Chi vuole sapere perché nel 2019 i giudici italiani hanno condannato Vitaly Markiv, un cittadino italiano di origini ucraine, a 24 anni di reclusione, per concorso in omicidio volontario, per la morte del fotoreporter italiano Andrea Rocchelli, deve leggere il dossier di Ossigeno “Guerre, giornalisti uccisi e impunità”.

Pubblicato in occasione della Giornata Internazionale dell’ONU per mettere fine all’impunità per i crimini contro i giornalisti (IDEI), contiene un riepilogo breve e schematico della vicenda e una presentazione delle persone coinvolte, e ripropone ampi e dettagliati resoconti di cronaca di tutte le udienze del processo penale celebrato nel 2018-2019 presso la Corte d’assise di Pavia. Il dossier propone anche i resoconti delle udienze del processo di appello.

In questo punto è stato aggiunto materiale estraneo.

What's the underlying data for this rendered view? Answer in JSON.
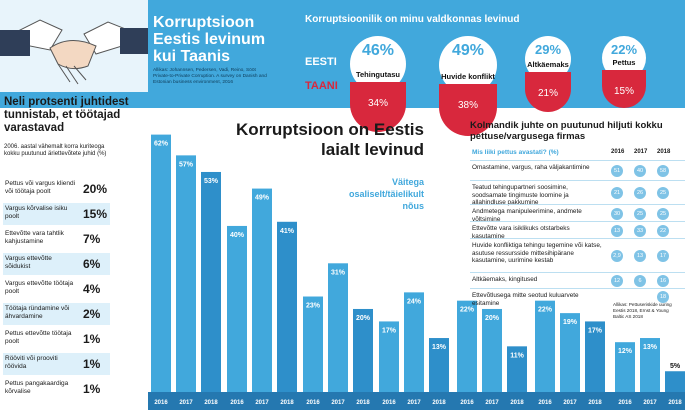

Ripercorrendo la vita di Andrea Rocchelli e la vicenda giudiziaria sulla sua morte, il dossier si interroga e cerca di riflettere su una questione generale non nuova, ma ancora senza risposte esaurienti. La seguente: perché, come, con quali difficoltà e fino a qual punto l’autorità giudiziaria di un paese ha il dovere e la possibilità di accertare e punire le responsabilità penali per l’uccisione, avvenuta in un altro paese, di un cronista intento a fare pacificamente il suo lavoro di testimone della realtà in zone di guerra, in aree di grave conflitto.

“Questa è la guerra!” dicono per giustificare le morti di tanti, troppi, giornalisti. Ma questa apodittica giustificazione non è sempre accettabile. C’è bisogno di giustizia e c’è bisogno di affrontare il problema dell’impunità per l’uccisione degli operatori dell’informazione in zone di guerra e di aree crisi.